Birer doyumsuz canavar görüntüsü sergileyen batılı, ihtiraslarının karşısında engel gördüğü kendi dışındakileri ya ana rahminde yok ediyor, ya da doğup büyüdüğü, yaşayıp ömür sürdüğü kendi öz mülkünde öldürerek yok ediyor. Yani batılının kürtajı iki yönlüdür.
Müslüman olana yakışan Allah ve resulünün rızası istikametinde hayatını sürdürmesidir.
Yani evlenip çoluk çocuğa karışmasıdır.
Çünkü onun Peygamberi; "Tenâkhû tekâserû/nikahlanıp çoğalın" diye emrediyor.
Bunun bir diğer manası ise şudur; "Nikahla çoğalın, nikahsız değil."
Cinsî arzuların ihmal edilmesine "tebettül/bekâr kalma" denir. Hz. Peygamber (as) bunu şiddetle yasaklamıştır. Bu tip hayatı benimsemeyi düşünen sahabeden Osman b. Maz'un'u bu kararından men etmiştir.
Hz. Ömer (ra): "Üç gün sonra öleceğimi de bilsem bekâr gitmektense evlenmeyi tercih ederim" demiştir.
Bu manadan olarak büyük İslam alimi Suyutî Al-i İmran Sûresi 102. ayette geçen; "Ancak Müslümanlar olarak ölün" ifadesine; "Ancak evli olduğunuz hâlde ölün, zira sizler o vakit kâmil olursunuz" manasını vermiştir.
"Nikâh benim sünnetimdir, ondan yüz çeviren/evlenmeyen benden değildir" hadis-i şerifi ortada iken, hele bir Müslüman'ın/ya da öyle olduğunu söyleyen birini, bir Müslüman'ı, hele de bütün yönleriyle tanınabilinen, mahrem-Nâmahrem ölçülerine azamı dikkat göstererek hayatı insanlarla paylaşan birine, senin şu kadar çocuğun var gibi komik ithamlarda bulunması Müslüman tarzı olamaz.
Burada sorgulanacak olan, Hz. Muhammed'in (as) emir ve tavsiyelerine riayet ederek evlenip çoluk-çocuk sahibi olanı yargılamak değil, yargılanacak birisi varsa, İslam'ın şiddetle karşı olduğu bekarlığı/tebettülü/zürriyetsizliği hayat tarzı edinen olsagerektir.
"Efendim hizmet uğruna bekar kalmıştır" bahanesi olsa olsa gerçeği saptırmaya yarayan bir sığınak olabilir.
Çünkü, bu iddiada bulanabilen Hz.
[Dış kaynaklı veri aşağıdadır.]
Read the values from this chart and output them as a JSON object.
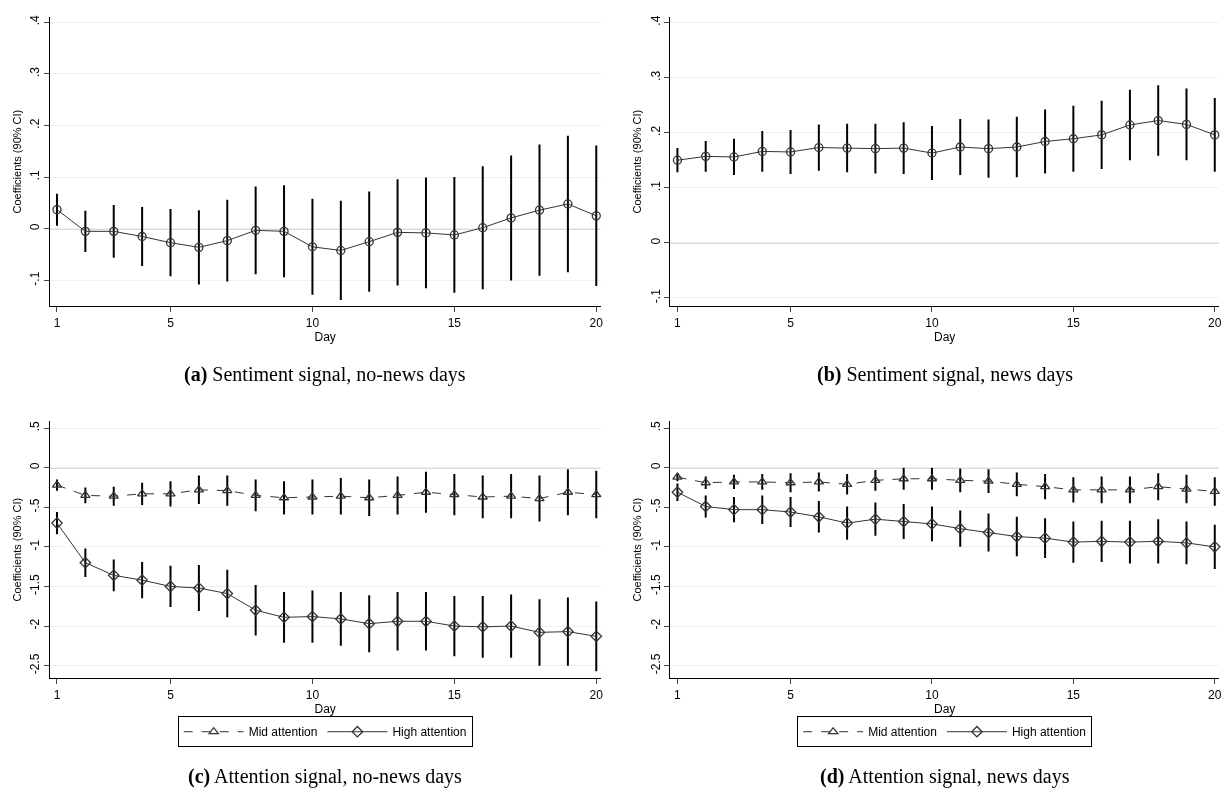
{
  "chart_data": [
    {
      "type": "line",
      "title": "(a) Sentiment signal, no-news days",
      "xlabel": "Day",
      "ylabel": "Coefficients (90% CI)",
      "x": [
        1,
        2,
        3,
        4,
        5,
        6,
        7,
        8,
        9,
        10,
        11,
        12,
        13,
        14,
        15,
        16,
        17,
        18,
        19,
        20
      ],
      "series": [
        {
          "color": "#333333",
          "marker": "circle",
          "line_style": "solid",
          "values": [
            0.037,
            -0.005,
            -0.005,
            -0.015,
            -0.027,
            -0.036,
            -0.023,
            -0.003,
            -0.005,
            -0.035,
            -0.042,
            -0.025,
            -0.007,
            -0.008,
            -0.012,
            0.002,
            0.021,
            0.036,
            0.048,
            0.025
          ],
          "errors": [
            0.031,
            0.04,
            0.051,
            0.057,
            0.065,
            0.072,
            0.079,
            0.085,
            0.089,
            0.093,
            0.096,
            0.097,
            0.103,
            0.107,
            0.112,
            0.119,
            0.121,
            0.127,
            0.132,
            0.136
          ]
        }
      ],
      "xlim": [
        0.75,
        20.15
      ],
      "xticks": [
        1,
        5,
        10,
        15,
        20
      ],
      "ylim": [
        -0.15,
        0.41
      ],
      "yticks": [
        {
          "value": -0.1,
          "label": "-.1"
        },
        0,
        {
          "value": 0.1,
          "label": ".1"
        },
        {
          "value": 0.2,
          "label": ".2"
        },
        {
          "value": 0.3,
          "label": ".3"
        },
        {
          "value": 0.4,
          "label": ".4"
        }
      ],
      "ref_lines": [
        {
          "axis": "y",
          "value": 0,
          "color": "#b4b4b4"
        }
      ],
      "grid": "y",
      "legend": false
    },
    {
      "type": "line",
      "title": "(b) Sentiment signal, news days",
      "xlabel": "Day",
      "ylabel": "Coefficients (90% CI)",
      "x": [
        1,
        2,
        3,
        4,
        5,
        6,
        7,
        8,
        9,
        10,
        11,
        12,
        13,
        14,
        15,
        16,
        17,
        18,
        19,
        20
      ],
      "series": [
        {
          "color": "#333333",
          "marker": "circle",
          "line_style": "solid",
          "values": [
            0.15,
            0.157,
            0.156,
            0.166,
            0.165,
            0.173,
            0.172,
            0.171,
            0.172,
            0.163,
            0.174,
            0.171,
            0.174,
            0.184,
            0.189,
            0.196,
            0.214,
            0.222,
            0.215,
            0.196
          ],
          "errors": [
            0.022,
            0.028,
            0.033,
            0.037,
            0.04,
            0.042,
            0.044,
            0.045,
            0.047,
            0.049,
            0.051,
            0.053,
            0.055,
            0.058,
            0.06,
            0.062,
            0.064,
            0.064,
            0.065,
            0.067
          ]
        }
      ],
      "xlim": [
        0.75,
        20.15
      ],
      "xticks": [
        1,
        5,
        10,
        15,
        20
      ],
      "ylim": [
        -0.115,
        0.41
      ],
      "yticks": [
        {
          "value": -0.1,
          "label": "-.1"
        },
        0,
        {
          "value": 0.1,
          "label": ".1"
        },
        {
          "value": 0.2,
          "label": ".2"
        },
        {
          "value": 0.3,
          "label": ".3"
        },
        {
          "value": 0.4,
          "label": ".4"
        }
      ],
      "ref_lines": [
        {
          "axis": "y",
          "value": 0,
          "color": "#b4b4b4"
        }
      ],
      "grid": "y",
      "legend": false
    },
    {
      "type": "line",
      "title": "(c) Attention signal, no-news days",
      "xlabel": "Day",
      "ylabel": "Coefficients (90% CI)",
      "x": [
        1,
        2,
        3,
        4,
        5,
        6,
        7,
        8,
        9,
        10,
        11,
        12,
        13,
        14,
        15,
        16,
        17,
        18,
        19,
        20
      ],
      "series": [
        {
          "name": "Mid attention",
          "color": "#333333",
          "marker": "triangle",
          "line_style": "dashed",
          "values": [
            -0.22,
            -0.35,
            -0.36,
            -0.33,
            -0.33,
            -0.28,
            -0.29,
            -0.35,
            -0.38,
            -0.37,
            -0.36,
            -0.38,
            -0.35,
            -0.31,
            -0.34,
            -0.37,
            -0.36,
            -0.39,
            -0.31,
            -0.34
          ],
          "errors": [
            0.07,
            0.1,
            0.12,
            0.14,
            0.16,
            0.18,
            0.19,
            0.2,
            0.21,
            0.22,
            0.23,
            0.23,
            0.24,
            0.26,
            0.26,
            0.27,
            0.28,
            0.29,
            0.29,
            0.3
          ]
        },
        {
          "name": "High attention",
          "color": "#333333",
          "marker": "diamond",
          "line_style": "solid",
          "values": [
            -0.7,
            -1.2,
            -1.36,
            -1.42,
            -1.5,
            -1.52,
            -1.59,
            -1.8,
            -1.89,
            -1.88,
            -1.91,
            -1.97,
            -1.94,
            -1.94,
            -2.0,
            -2.01,
            -2.0,
            -2.08,
            -2.07,
            -2.13
          ],
          "errors": [
            0.14,
            0.18,
            0.2,
            0.23,
            0.26,
            0.29,
            0.3,
            0.32,
            0.32,
            0.33,
            0.34,
            0.36,
            0.37,
            0.37,
            0.38,
            0.39,
            0.4,
            0.42,
            0.43,
            0.44
          ]
        }
      ],
      "xlim": [
        0.75,
        20.15
      ],
      "xticks": [
        1,
        5,
        10,
        15,
        20
      ],
      "ylim": [
        -2.66,
        0.59
      ],
      "yticks": [
        {
          "value": -2.5,
          "label": "-2.5"
        },
        -2,
        {
          "value": -1.5,
          "label": "-1.5"
        },
        -1,
        {
          "value": -0.5,
          "label": "-.5"
        },
        0,
        {
          "value": 0.5,
          "label": ".5"
        }
      ],
      "ref_lines": [
        {
          "axis": "y",
          "value": 0,
          "color": "#b4b4b4"
        }
      ],
      "grid": "y",
      "legend": "bottom"
    },
    {
      "type": "line",
      "title": "(d) Attention signal, news days",
      "xlabel": "Day",
      "ylabel": "Coefficients (90% CI)",
      "x": [
        1,
        2,
        3,
        4,
        5,
        6,
        7,
        8,
        9,
        10,
        11,
        12,
        13,
        14,
        15,
        16,
        17,
        18,
        19,
        20
      ],
      "series": [
        {
          "name": "Mid attention",
          "color": "#333333",
          "marker": "triangle",
          "line_style": "dashed",
          "values": [
            -0.12,
            -0.19,
            -0.18,
            -0.18,
            -0.19,
            -0.18,
            -0.21,
            -0.16,
            -0.14,
            -0.14,
            -0.16,
            -0.17,
            -0.21,
            -0.24,
            -0.28,
            -0.28,
            -0.28,
            -0.24,
            -0.27,
            -0.3
          ],
          "errors": [
            0.05,
            0.08,
            0.09,
            0.1,
            0.12,
            0.12,
            0.13,
            0.13,
            0.14,
            0.14,
            0.15,
            0.15,
            0.15,
            0.16,
            0.16,
            0.17,
            0.17,
            0.17,
            0.18,
            0.18
          ]
        },
        {
          "name": "High attention",
          "color": "#333333",
          "marker": "diamond",
          "line_style": "solid",
          "values": [
            -0.31,
            -0.49,
            -0.53,
            -0.53,
            -0.56,
            -0.62,
            -0.7,
            -0.65,
            -0.68,
            -0.71,
            -0.77,
            -0.82,
            -0.87,
            -0.89,
            -0.94,
            -0.93,
            -0.94,
            -0.93,
            -0.95,
            -1.0
          ],
          "errors": [
            0.11,
            0.14,
            0.16,
            0.18,
            0.19,
            0.2,
            0.21,
            0.21,
            0.22,
            0.22,
            0.23,
            0.24,
            0.25,
            0.25,
            0.26,
            0.26,
            0.27,
            0.28,
            0.27,
            0.28
          ]
        }
      ],
      "xlim": [
        0.75,
        20.15
      ],
      "xticks": [
        1,
        5,
        10,
        15,
        20
      ],
      "ylim": [
        -2.66,
        0.59
      ],
      "yticks": [
        {
          "value": -2.5,
          "label": "-2.5"
        },
        -2,
        {
          "value": -1.5,
          "label": "-1.5"
        },
        -1,
        {
          "value": -0.5,
          "label": "-.5"
        },
        0,
        {
          "value": 0.5,
          "label": ".5"
        }
      ],
      "ref_lines": [
        {
          "axis": "y",
          "value": 0,
          "color": "#b4b4b4"
        }
      ],
      "grid": "y",
      "legend": "bottom"
    }
  ]
}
Muhammed'i (as) hizmet yapmayan, dini için çalışmayan, gayret göstermeyen kişi ilan etmiş olur ki, bu olsa olsa ancak bir iftira olabilir.
O (as) her şeyin en mükemmelini yapmıştır.
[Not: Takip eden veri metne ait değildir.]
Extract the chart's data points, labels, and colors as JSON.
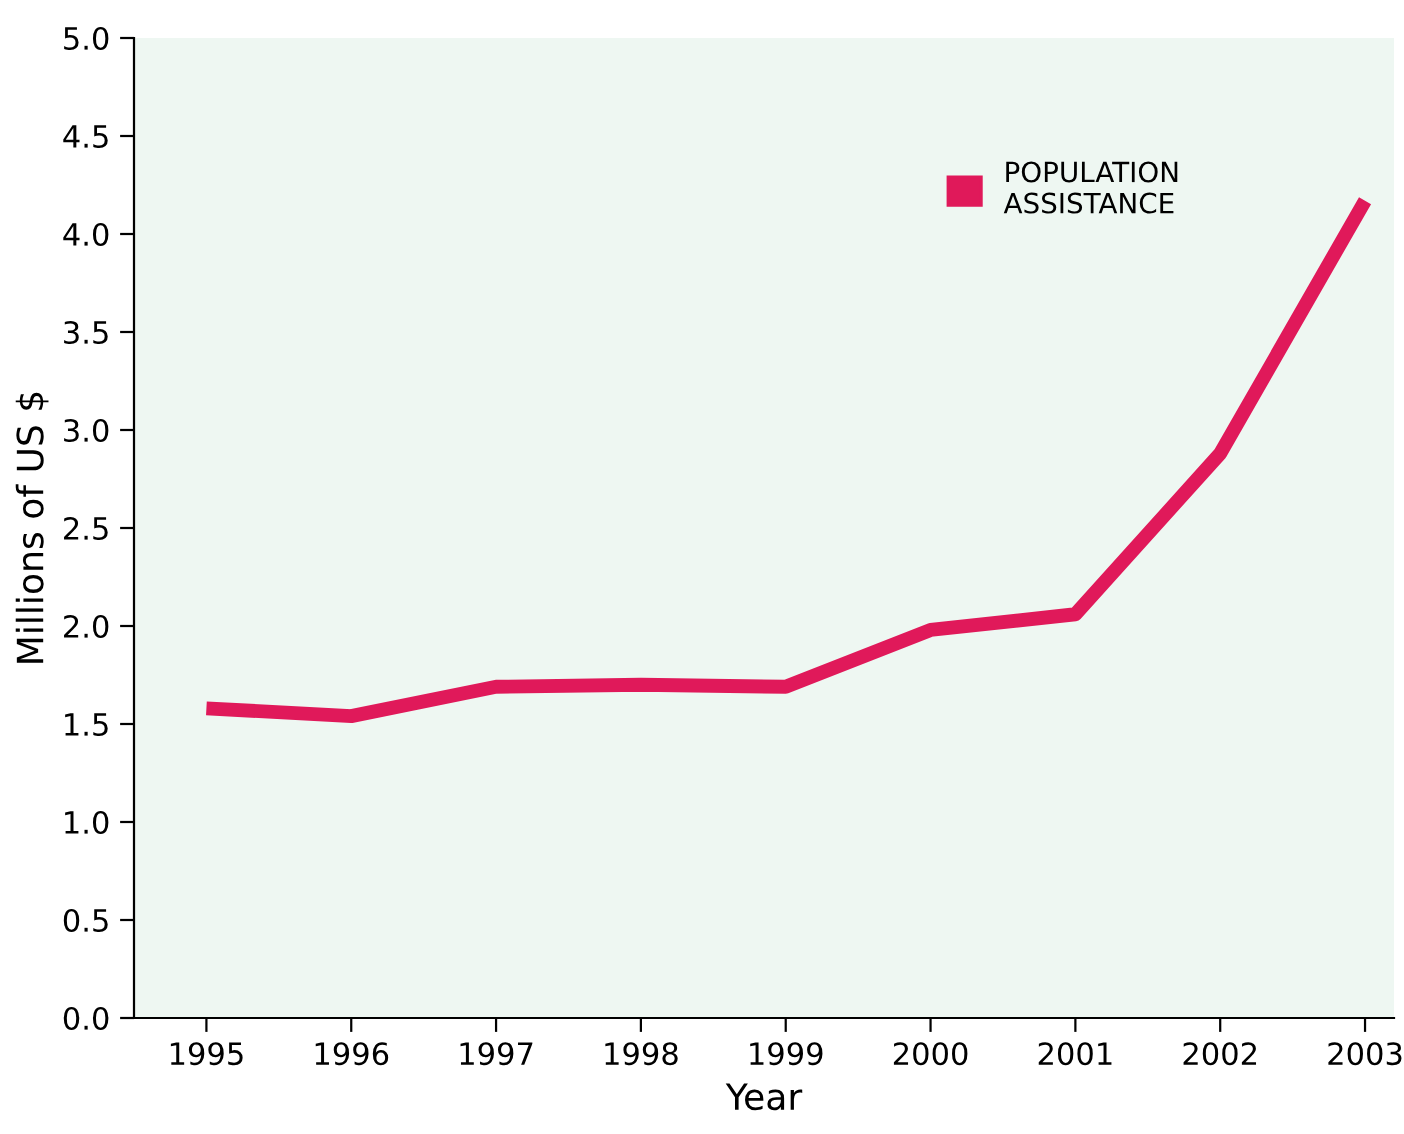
{
  "chart_data": {
    "type": "line",
    "xlabel": "Year",
    "ylabel": "Millions of US $",
    "x": [
      1995,
      1996,
      1997,
      1998,
      1999,
      2000,
      2001,
      2002,
      2003
    ],
    "series": [
      {
        "name": "POPULATION\nASSISTANCE",
        "color": "#e0195a",
        "values": [
          1.58,
          1.54,
          1.69,
          1.7,
          1.69,
          1.98,
          2.06,
          2.88,
          4.17
        ]
      }
    ],
    "xlim": [
      1994.5,
      2003.2
    ],
    "xticks": [
      1995,
      1996,
      1997,
      1998,
      1999,
      2000,
      2001,
      2002,
      2003
    ],
    "ylim": [
      0,
      5
    ],
    "yticks": [
      {
        "value": 0,
        "label": "0.0"
      },
      {
        "value": 0.5,
        "label": "0.5"
      },
      {
        "value": 1,
        "label": "1.0"
      },
      {
        "value": 1.5,
        "label": "1.5"
      },
      {
        "value": 2,
        "label": "2.0"
      },
      {
        "value": 2.5,
        "label": "2.5"
      },
      {
        "value": 3,
        "label": "3.0"
      },
      {
        "value": 3.5,
        "label": "3.5"
      },
      {
        "value": 4,
        "label": "4.0"
      },
      {
        "value": 4.5,
        "label": "4.5"
      },
      {
        "value": 5,
        "label": "5.0"
      }
    ],
    "grid": false,
    "legend": "top right",
    "line_style": "solid",
    "marker": "none"
  }
}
Evliliğin de, hizmetin de.
Zaten Müslümanlar O'nun (as) bilmem nesine ayırdığı zamanı, İslam'ı anlatmaya ve yaymaya ayırsalardı bu din çok ötelere ulaşırdı.
Böylece bazıları da "fetret devrini" yaşamaz olurdu(!)
Bu "fetret devri" meselesi de apayrı bir masal.
Bu konuya daha sonra devam etmek üzere, hoşça kalın.
Ne akla ve ne de mantığa uygun düşmeyen, dolayısıyla da insan fıtratına ters bu inanışın hangi ahlak dışı hallerin yaşanmasına ve bir müddet sonra da "mızrağın çuvala sığmaması" ile bu ahlaksızlığın nasıl gün yüze çıktığı herkesin malumudur.
Yakın bir tarihte mesela Yunanistan'da meydana gelen ve dünya medyasını günlerce meşgul eden skandalları hatırlayın.
Batı dünyasını en fazla korkutan şey Müslüman nüfusun katlanarak artmasıdır.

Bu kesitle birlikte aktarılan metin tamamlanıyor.